While the breadth and depth of experience is equipping students well to pursue their passions, both the faculty experts and the student researchers highlight the relationships formed as their greatest value.

“I’m the guy who in a 20-person classroom typically sits in the back row and I’m not going to ask a lot of questions,” said DeVries. “But, when I actually know someone, I’m more likely to sit down and ask questions, have longer conversations. I noticed the dividends my senior year, when I was able to sit down and have lots of conversations with Professor Tubergen about life and engineering, and I’ve had several conversations after Calvin with my professors as well.”

“Professor DeJong and Tubergen were very helpful in helping make sure I understood everything as I went along. They were always there if I needed any help, and I enjoyed working with them every day,” said Willson. “I have had really good relationships with my professors, the small student-to-faculty ratio really helps with that, I was always able to talk to someone not even just about homework. If I needed to talk about anything, they were always there.”

When the lights turn on

For professors, whether it is in the classroom or in the research lab, they know their number one priority is teaching. And professor after professor says taking students through the process of learning and seeing the lights go on still far outweighs the joy of a major discovery.

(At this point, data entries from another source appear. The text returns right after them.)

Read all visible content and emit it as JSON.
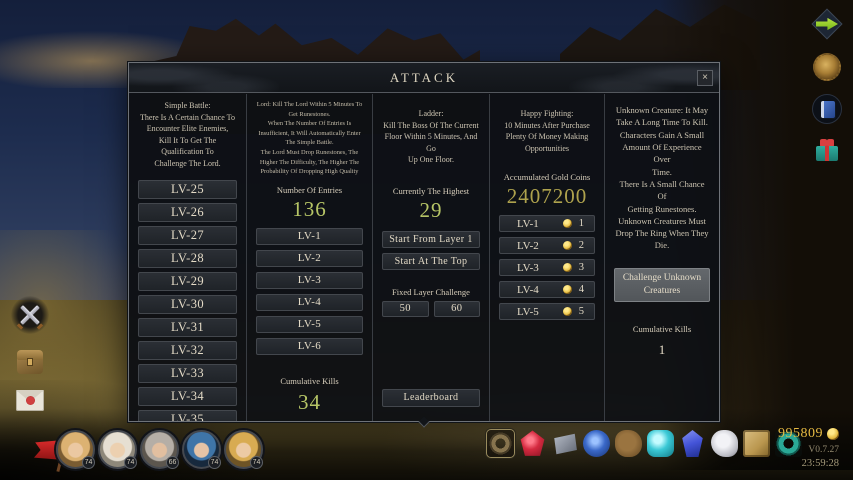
{
  "dialog": {
    "title": "ATTACK",
    "close": "×",
    "simple_battle": {
      "description": "Simple Battle:\nThere Is A Certain Chance To\nEncounter Elite Enemies,\nKill It To Get The Qualification To\nChallenge The Lord.",
      "levels": [
        "LV-25",
        "LV-26",
        "LV-27",
        "LV-28",
        "LV-29",
        "LV-30",
        "LV-31",
        "LV-32",
        "LV-33",
        "LV-34",
        "LV-35"
      ]
    },
    "lord": {
      "description": "Lord: Kill The Lord Within 5 Minutes To Get Runestones.\nWhen The Number Of Entries Is Insufficient, It Will Automatically Enter The Simple Battle.\nThe Lord Must Drop Runestones, The Higher The Difficulty, The Higher The Probability Of Dropping High Quality",
      "entries_label": "Number Of Entries",
      "entries_value": "136",
      "levels": [
        "LV-1",
        "LV-2",
        "LV-3",
        "LV-4",
        "LV-5",
        "LV-6"
      ],
      "kills_label": "Cumulative Kills",
      "kills_value": "34"
    },
    "ladder": {
      "description": "Ladder:\nKill The Boss Of The Current\nFloor Within 5 Minutes, And Go\nUp One Floor.",
      "highest_label": "Currently The Highest",
      "highest_value": "29",
      "start_from_layer1": "Start From Layer 1",
      "start_at_top": "Start At The Top",
      "fixed_layer_label": "Fixed Layer Challenge",
      "fixed_options": [
        "50",
        "60"
      ],
      "leaderboard": "Leaderboard"
    },
    "happy_fighting": {
      "description": "Happy Fighting:\n10 Minutes After Purchase\nPlenty Of Money Making\nOpportunities",
      "gold_label": "Accumulated Gold Coins",
      "gold_value": "2407200",
      "levels": [
        {
          "label": "LV-1",
          "cost": "1"
        },
        {
          "label": "LV-2",
          "cost": "2"
        },
        {
          "label": "LV-3",
          "cost": "3"
        },
        {
          "label": "LV-4",
          "cost": "4"
        },
        {
          "label": "LV-5",
          "cost": "5"
        }
      ]
    },
    "unknown_creature": {
      "description": "Unknown Creature: It May\nTake A Long Time To Kill.\nCharacters Gain A Small\nAmount Of Experience Over\nTime.\nThere Is A Small Chance Of\nGetting Runestones.\nUnknown Creatures Must\nDrop The Ring When They\nDie.",
      "challenge_button": "Challenge Unknown Creatures",
      "kills_label": "Cumulative Kills",
      "kills_value": "1"
    }
  },
  "hud": {
    "right_icons": [
      "go-arrow-icon",
      "medal-icon",
      "book-icon",
      "gift-icon"
    ],
    "left_icons": [
      "crossed-swords-icon",
      "bag-icon",
      "mail-icon",
      "battle-flag-icon"
    ],
    "party": [
      {
        "level": "74"
      },
      {
        "level": "74"
      },
      {
        "level": "66"
      },
      {
        "level": "74"
      },
      {
        "level": "74"
      }
    ],
    "items": [
      "ring",
      "red-gem",
      "metal-ingot",
      "blue-amulet",
      "leather-pouch",
      "cyan-gem",
      "blue-crystal",
      "silver-charm",
      "golden-tome",
      "teal-ring"
    ],
    "gold": "995809",
    "version": "V0.7.27",
    "time": "23:59:28"
  },
  "colors": {
    "accent_green": "#b6c566",
    "accent_gold_number": "#aea24d",
    "gold_text": "#e7bb43",
    "dialog_bg": "#0d1014",
    "button_text": "#e3dac6"
  }
}
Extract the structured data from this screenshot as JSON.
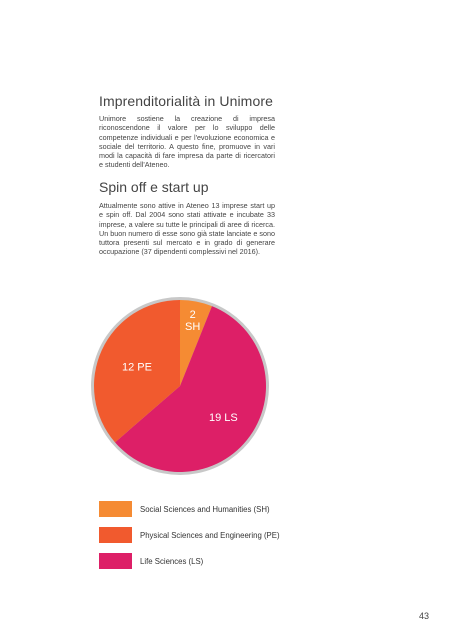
{
  "heading_1": "Imprenditorialità in Unimore",
  "paragraph_1": "Unimore sostiene la creazione di impresa riconoscendone il valore per lo sviluppo delle competenze individuali e per l'evoluzione economica e sociale del territorio. A questo fine, promuove in vari modi la capacità di fare impresa da parte di ricercatori e studenti dell'Ateneo.",
  "heading_2": "Spin off e start up",
  "paragraph_2": "Attualmente sono attive in Ateneo 13 imprese start up e spin off. Dal 2004 sono stati attivate e incubate 33 imprese, a valere su tutte le principali di aree di ricerca. Un buon numero di esse sono già state lanciate e sono tuttora presenti sul mercato e in grado di generare occupazione (37 dipendenti complessivi nel 2016).",
  "chart_data": {
    "type": "pie",
    "slices": [
      {
        "value": 2,
        "label_value": "2",
        "label_code": "SH",
        "color": "#F58B33"
      },
      {
        "value": 19,
        "label_value": "19",
        "label_code": "LS",
        "color": "#DD1F67"
      },
      {
        "value": 12,
        "label_value": "12",
        "label_code": "PE",
        "color": "#F15A2E"
      }
    ],
    "legend": [
      {
        "label": "Social Sciences and Humanities (SH)",
        "color": "#F58B33"
      },
      {
        "label": "Physical Sciences and Engineering (PE)",
        "color": "#F15A2E"
      },
      {
        "label": "Life Sciences (LS)",
        "color": "#DD1F67"
      }
    ],
    "rim_color": "#C8C8C8"
  },
  "page_number": "43"
}
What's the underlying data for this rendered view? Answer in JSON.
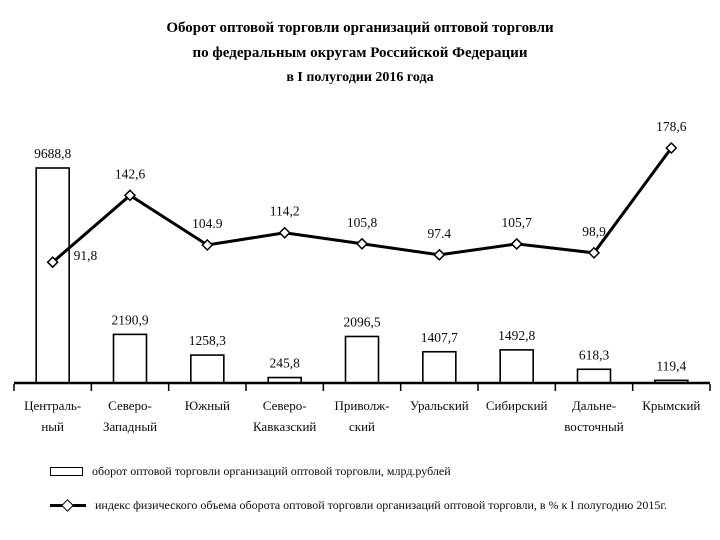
{
  "title": {
    "line1": "Оборот оптовой торговли организаций оптовой торговли",
    "line2": "по федеральным округам Российской Федерации",
    "line3": "в I полугодии 2016 года"
  },
  "legend": {
    "bar_label": "оборот оптовой торговли организаций оптовой торговли, млрд.рублей",
    "line_label": "индекс физического объема оборота оптовой торговли организаций оптовой торговли, в % к I полугодию 2015г."
  },
  "chart_data": {
    "type": "bar+line",
    "categories": [
      [
        "Централь-",
        "ный"
      ],
      [
        "Северо-",
        "Западный"
      ],
      [
        "Южный"
      ],
      [
        "Северо-",
        "Кавказский"
      ],
      [
        "Приволж-",
        "ский"
      ],
      [
        "Уральский"
      ],
      [
        "Сибирский"
      ],
      [
        "Дальне-",
        "восточный"
      ],
      [
        "Крымский"
      ]
    ],
    "series": [
      {
        "name": "оборот оптовой торговли организаций оптовой торговли, млрд.рублей",
        "type": "bar",
        "values": [
          9688.8,
          2190.9,
          1258.3,
          245.8,
          2096.5,
          1407.7,
          1492.8,
          618.3,
          119.4
        ],
        "labels": [
          "9688,8",
          "2190,9",
          "1258,3",
          "245,8",
          "2096,5",
          "1407,7",
          "1492,8",
          "618,3",
          "119,4"
        ]
      },
      {
        "name": "индекс физического объема оборота оптовой торговли организаций оптовой торговли, в % к I полугодию 2015г.",
        "type": "line",
        "values": [
          91.8,
          142.6,
          104.9,
          114.2,
          105.8,
          97.4,
          105.7,
          98.9,
          178.6
        ],
        "labels": [
          "91,8",
          "142,6",
          "104.9",
          "114,2",
          "105,8",
          "97.4",
          "105,7",
          "98,9",
          "178,6"
        ],
        "label_positions": [
          "right",
          "above",
          "above",
          "above",
          "above",
          "above",
          "above",
          "above",
          "above"
        ]
      }
    ],
    "colors": {
      "bar_fill": "#ffffff",
      "bar_stroke": "#000000",
      "line": "#000000",
      "marker_fill": "#ffffff",
      "text": "#0a0a0a"
    },
    "axes": {
      "bar_ylim": [
        0,
        9688.8
      ],
      "line_ylim": [
        0,
        178.6
      ],
      "grid": false,
      "y_axes_visible": false
    },
    "legend_position": "bottom-left"
  }
}
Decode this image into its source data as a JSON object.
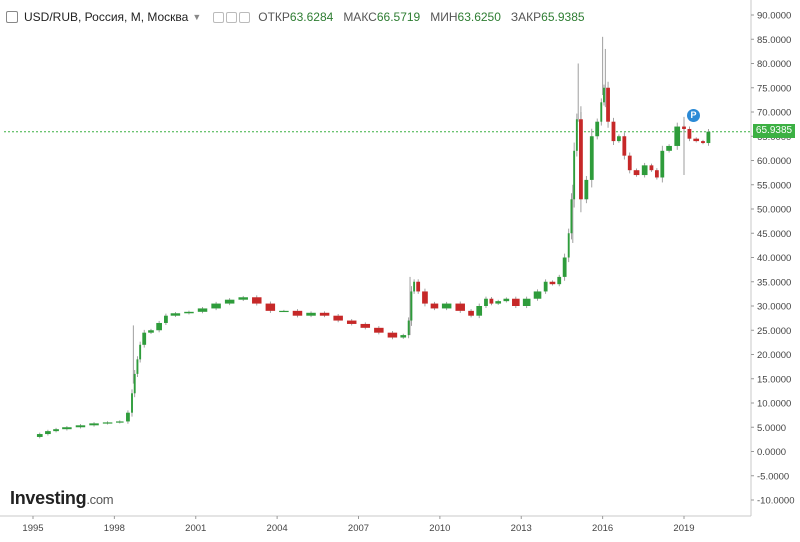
{
  "header": {
    "title": "USD/RUB, Россия, М, Москва",
    "ohlc": [
      {
        "label": "ОТКР",
        "value": "63.6284"
      },
      {
        "label": "МАКС",
        "value": "66.5719"
      },
      {
        "label": "МИН",
        "value": "63.6250"
      },
      {
        "label": "ЗАКР",
        "value": "65.9385"
      }
    ]
  },
  "logo": {
    "brand": "Investing",
    "suffix": ".com"
  },
  "price_tag": "65.9385",
  "marker_label": "P",
  "colors": {
    "up": "#2e9c3b",
    "down": "#c62828",
    "last_price": "#3cb043",
    "marker": "#2b8ad6"
  },
  "chart_data": {
    "type": "candlestick",
    "x_ticks": [
      "1995",
      "1998",
      "2001",
      "2004",
      "2007",
      "2010",
      "2013",
      "2016",
      "2019"
    ],
    "y_ticks": [
      "90.0000",
      "85.0000",
      "80.0000",
      "75.0000",
      "70.0000",
      "65.0000",
      "60.0000",
      "55.0000",
      "50.0000",
      "45.0000",
      "40.0000",
      "35.0000",
      "30.0000",
      "25.0000",
      "20.0000",
      "15.0000",
      "10.0000",
      "5.0000",
      "0.0000",
      "-5.0000",
      "-10.0000"
    ],
    "ylim": [
      -12,
      92
    ],
    "xlim": [
      1995.0,
      2021.6
    ],
    "last_price": 65.9385,
    "grid": false,
    "series": [
      [
        1995.1,
        3.0
      ],
      [
        1995.4,
        3.6
      ],
      [
        1995.7,
        4.2
      ],
      [
        1996.0,
        4.6
      ],
      [
        1996.5,
        5.0
      ],
      [
        1997.0,
        5.4
      ],
      [
        1997.5,
        5.8
      ],
      [
        1998.0,
        6.0
      ],
      [
        1998.4,
        6.2
      ],
      [
        1998.6,
        8.0
      ],
      [
        1998.7,
        12.0
      ],
      [
        1998.8,
        16.0
      ],
      [
        1998.9,
        19.0
      ],
      [
        1999.0,
        22.0
      ],
      [
        1999.2,
        24.5
      ],
      [
        1999.5,
        25.0
      ],
      [
        1999.8,
        26.5
      ],
      [
        2000.0,
        28.0
      ],
      [
        2000.5,
        28.5
      ],
      [
        2001.0,
        28.8
      ],
      [
        2001.5,
        29.5
      ],
      [
        2002.0,
        30.5
      ],
      [
        2002.5,
        31.3
      ],
      [
        2003.0,
        31.8
      ],
      [
        2003.5,
        30.5
      ],
      [
        2004.0,
        29.0
      ],
      [
        2004.5,
        29.0
      ],
      [
        2005.0,
        28.0
      ],
      [
        2005.5,
        28.6
      ],
      [
        2006.0,
        28.0
      ],
      [
        2006.5,
        27.0
      ],
      [
        2007.0,
        26.3
      ],
      [
        2007.5,
        25.5
      ],
      [
        2008.0,
        24.5
      ],
      [
        2008.5,
        23.5
      ],
      [
        2008.8,
        24.0
      ],
      [
        2008.9,
        27.0
      ],
      [
        2009.0,
        33.0
      ],
      [
        2009.1,
        35.0
      ],
      [
        2009.3,
        33.0
      ],
      [
        2009.6,
        30.5
      ],
      [
        2010.0,
        29.5
      ],
      [
        2010.5,
        30.5
      ],
      [
        2011.0,
        29.0
      ],
      [
        2011.3,
        28.0
      ],
      [
        2011.6,
        30.0
      ],
      [
        2011.8,
        31.5
      ],
      [
        2012.0,
        30.5
      ],
      [
        2012.3,
        31.0
      ],
      [
        2012.6,
        31.5
      ],
      [
        2013.0,
        30.0
      ],
      [
        2013.4,
        31.5
      ],
      [
        2013.8,
        33.0
      ],
      [
        2014.0,
        35.0
      ],
      [
        2014.3,
        34.5
      ],
      [
        2014.5,
        36.0
      ],
      [
        2014.7,
        40.0
      ],
      [
        2014.8,
        45.0
      ],
      [
        2014.9,
        52.0
      ],
      [
        2015.0,
        62.0
      ],
      [
        2015.1,
        68.5
      ],
      [
        2015.3,
        52.0
      ],
      [
        2015.5,
        56.0
      ],
      [
        2015.7,
        65.0
      ],
      [
        2015.9,
        68.0
      ],
      [
        2016.0,
        72.0
      ],
      [
        2016.1,
        75.0
      ],
      [
        2016.3,
        68.0
      ],
      [
        2016.5,
        64.0
      ],
      [
        2016.7,
        65.0
      ],
      [
        2016.9,
        61.0
      ],
      [
        2017.1,
        58.0
      ],
      [
        2017.4,
        57.0
      ],
      [
        2017.7,
        59.0
      ],
      [
        2017.9,
        58.0
      ],
      [
        2018.1,
        56.5
      ],
      [
        2018.3,
        62.0
      ],
      [
        2018.6,
        63.0
      ],
      [
        2018.9,
        67.0
      ],
      [
        2019.1,
        66.5
      ],
      [
        2019.3,
        64.5
      ],
      [
        2019.6,
        64.0
      ],
      [
        2019.8,
        63.6
      ],
      [
        2020.0,
        65.9385
      ]
    ],
    "spikes": [
      [
        1998.7,
        26.0
      ],
      [
        2008.9,
        36.0
      ],
      [
        2014.9,
        55.0
      ],
      [
        2015.1,
        80.0
      ],
      [
        2015.2,
        70.0
      ],
      [
        2016.0,
        85.5
      ],
      [
        2016.1,
        83.0
      ],
      [
        2019.0,
        69.0
      ]
    ]
  }
}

“Most of us aren’t going to get patents, and that’s not where our reward comes from. It comes from taking students from position A to B, what do our students need to know, what have they not experienced, what insights can they gain,” said DeJong. “I want my students to come away feeling a sense of awe at the beauty of creation that’s hidden, that they can uncover, that they can work with. They ought to come away in awe of this creation, and amazed that they have the privilege of working with it.”

“The best thing about research is we’re now teaching to a classroom of one, and the relationship is so much tighter when teaching to a classroom of one,” said Tubergen. “It allows us unfortunately and fortunately to see the lows in the educational process, frustration when things don’t work out right away, but by continuing you can help them get through those things.”

“And students see us differently too. Things are well prepared in the classroom, but when they are working with us in research they see another side of us … they see us doing the profession,” said DeJong.